Thanks for any help that you can offer, I'm really grateful!
The difference between B and C is in the choice of critical value. A typical symmetric confidence interval for a location parameter has the form $$\text{point estimate} \pm \text{critical value} \times \text{standard error},$$ where in turn $$\text{standard error} = \frac{\text{standard deviation}}{\sqrt{\text{sample size}}},$$ and $$\text{critical value} \times \text{standard error} = \text{margin of error}.$$ The choice of critical value is informed by the nature of the sampling distribution.
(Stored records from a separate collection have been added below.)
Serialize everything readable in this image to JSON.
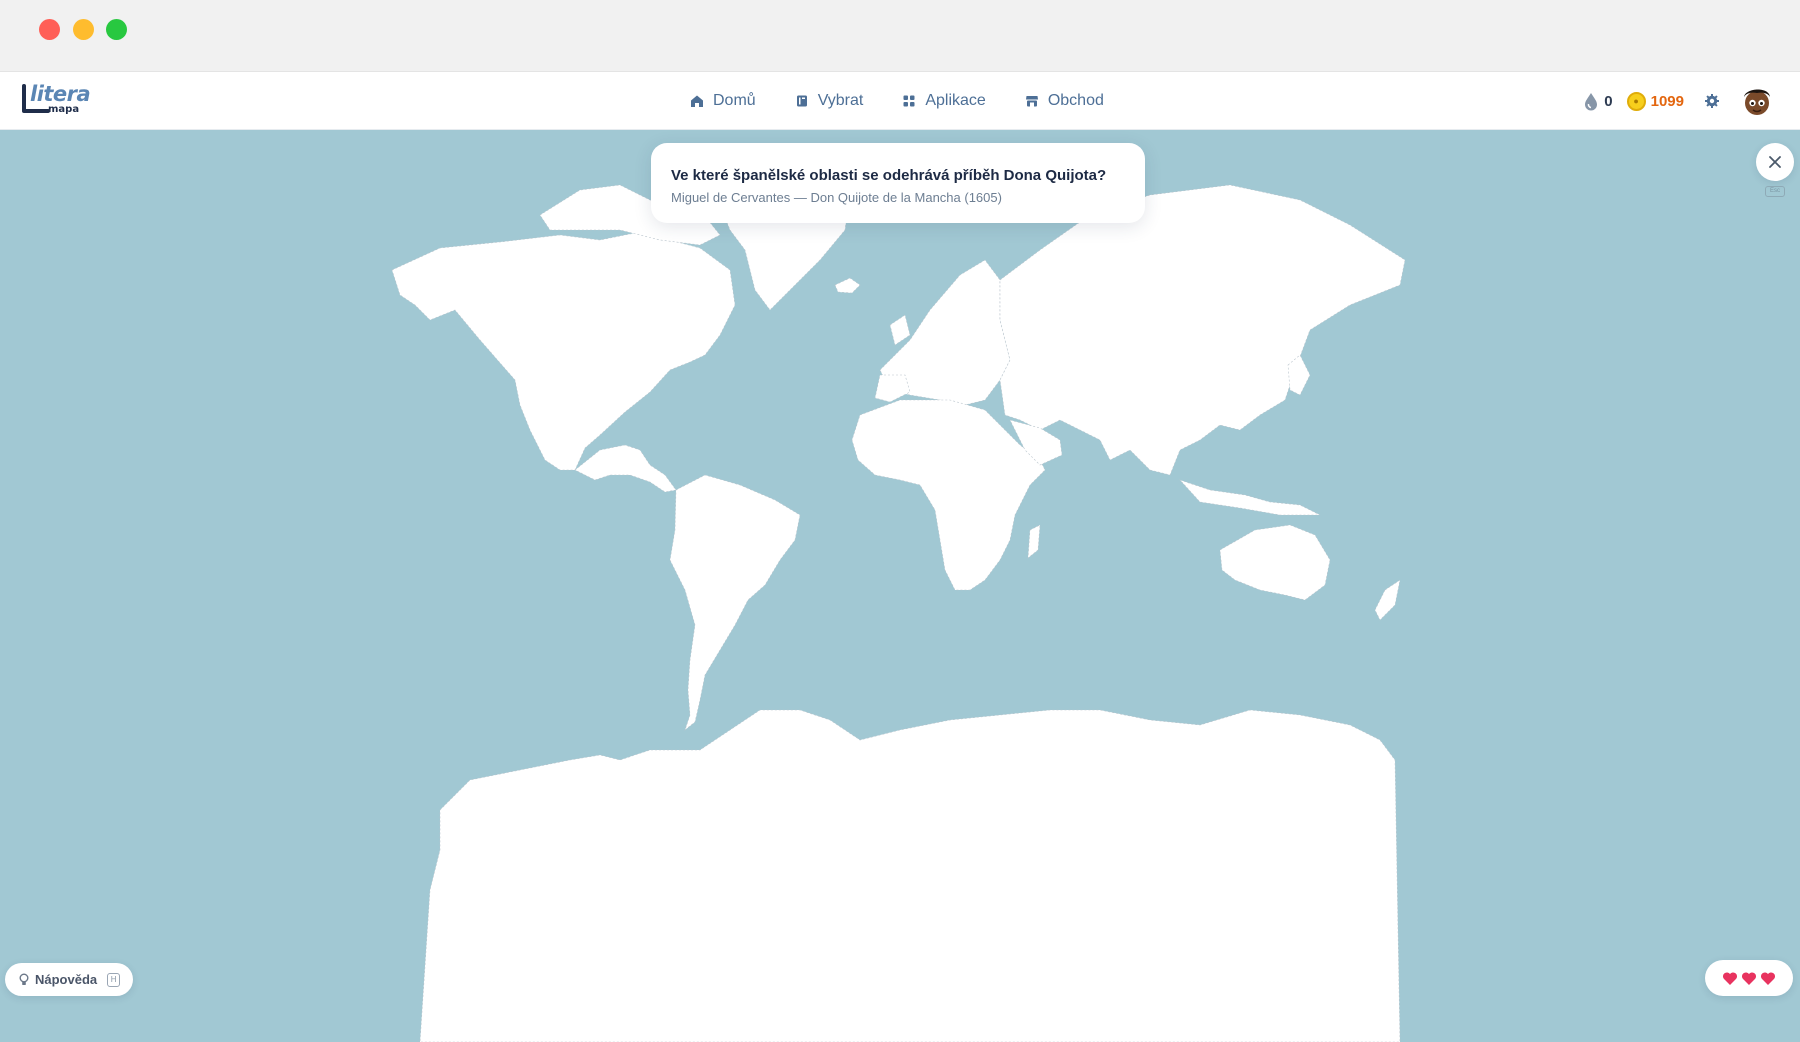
{
  "window": {
    "buttons": [
      "close",
      "minimize",
      "maximize"
    ]
  },
  "brand": {
    "logo_main": "litera",
    "logo_sub": "mapa"
  },
  "nav": {
    "items": [
      {
        "label": "Domů",
        "icon": "home-icon"
      },
      {
        "label": "Vybrat",
        "icon": "book-icon"
      },
      {
        "label": "Aplikace",
        "icon": "grid-icon"
      },
      {
        "label": "Obchod",
        "icon": "store-icon"
      }
    ]
  },
  "stats": {
    "drops": "0",
    "coins": "1099",
    "coin_color": "#f7cf1c",
    "coins_text_color": "#e3660f"
  },
  "question": {
    "text": "Ve které španělské oblasti se odehrává příběh Dona Quijota?",
    "source": "Miguel de Cervantes — Don Quijote de la Mancha (1605)"
  },
  "controls": {
    "close_key": "Esc",
    "hint_label": "Nápověda",
    "hint_key": "H"
  },
  "lives": {
    "count": 3,
    "color": "#e8335f"
  },
  "map": {
    "ocean_color": "#a1c8d3",
    "land_color": "#ffffff"
  }
}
When a normally distributed population has unknown variance, the sampling distribution of the mean is Student's $t$-distributed; however, when the sample size is large, the difference in critical values is negligible; i.e., $$\lim_{\nu \to \infty} t^*_{\nu, \alpha} = z^*_{\alpha},$$ where $t^*_{\nu, \alpha}$ is the upper $\alpha$ quantile of the Student's $t$ distribution with $\nu$ degrees of freedom, and $z^*_\alpha$ is the upper $\alpha$ quantile of the standard normal distribution. So for scenario B, you will use $z^*_{\alpha/2}$ for a two-sided CI with large sample size as an approximation; for scenario C, you will use $t^*_{\nu, \alpha/2}$ for the critical value.
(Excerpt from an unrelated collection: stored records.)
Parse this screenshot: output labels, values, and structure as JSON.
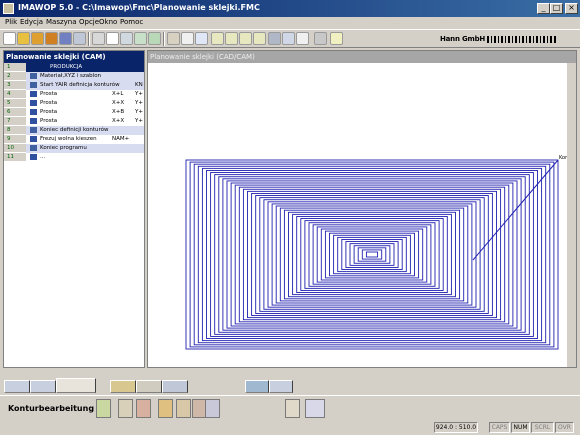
{
  "window": {
    "title": "IMAWOP 5.0 - C:\\Imawop\\Fmc\\Planowanie sklejki.FMC"
  },
  "menu": [
    "Plik",
    "Edycja",
    "Maszyna",
    "Opcje",
    "Okno",
    "Pomoc"
  ],
  "toolbar": {
    "brand_text": "Hann GmbH",
    "icons": [
      "new-icon",
      "open-icon",
      "open-recent-icon",
      "open-folder-icon",
      "save-icon",
      "save-as-icon",
      "cut-icon",
      "copy-icon",
      "paste-icon",
      "undo-icon",
      "redo-icon",
      "print-icon",
      "print-preview-icon",
      "cnc-icon",
      "zoom-icon",
      "zoom-in-icon",
      "zoom-out-icon",
      "zoom-all-icon",
      "sim-icon",
      "3d-icon",
      "pen-icon",
      "calculator-icon",
      "help-icon"
    ]
  },
  "left_panel": {
    "title": "Planowanie sklejki (CAM)",
    "rows": [
      {
        "num": "1",
        "label": "PRODUKCJA",
        "c1": "",
        "c2": "",
        "style": "highlight"
      },
      {
        "num": "2",
        "label": "Materiał,XYZ i szablon",
        "c1": "",
        "c2": "",
        "style": "section"
      },
      {
        "num": "3",
        "label": "Start YAIR definicja konturów",
        "c1": "",
        "c2": "KN",
        "style": "section"
      },
      {
        "num": "4",
        "label": "Prosta",
        "c1": "X+L",
        "c2": "Y+",
        "style": "plain"
      },
      {
        "num": "5",
        "label": "Prosta",
        "c1": "X+X",
        "c2": "Y+",
        "style": "plain"
      },
      {
        "num": "6",
        "label": "Prosta",
        "c1": "X+B",
        "c2": "Y+",
        "style": "plain"
      },
      {
        "num": "7",
        "label": "Prosta",
        "c1": "X+X",
        "c2": "Y+",
        "style": "plain"
      },
      {
        "num": "8",
        "label": "Koniec definicji konturów",
        "c1": "",
        "c2": "",
        "style": "section"
      },
      {
        "num": "9",
        "label": "Frezuj wolna kieszen",
        "c1": "NAM+",
        "c2": "",
        "style": "plain"
      },
      {
        "num": "10",
        "label": "Koniec programu",
        "c1": "",
        "c2": "",
        "style": "section"
      },
      {
        "num": "11",
        "label": "...",
        "c1": "",
        "c2": "",
        "style": "plain"
      }
    ]
  },
  "canvas_panel": {
    "title": "Planowanie sklejki (CAD/CAM)",
    "end_label": "Kor",
    "path_color": "#2020b0",
    "loop_count": 46
  },
  "context_bar": {
    "label": "Konturbearbeitung"
  },
  "status": {
    "coords": "924.0 : 510.0",
    "caps": "CAPS",
    "num": "NUM",
    "scrl": "SCRL",
    "ovr": "OVR"
  }
}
The difference between A and B lies in the standard deviation. In scenario A, it is presumed to be known, thus the standard error will use the population standard deviation $\sigma$ in the numerator. In scenario B, it is unknown, thus you will use the unbiased estimator of the standard deviation $$s = \sqrt{\frac{1}{n-1} \sum_{i=1}^n (x_i - \bar x)^2}.$$ In practice, the factor of $n-1$ rather than $n$ makes little difference when $n$ is large as in this case. But in scenario C, as $\sigma$ is also unknown and must be estimated from the sample, you must use $n-1$, otherwise your CI will not have the required coverage probability even if you correctly use the $t$-distribution quantile for the critical value.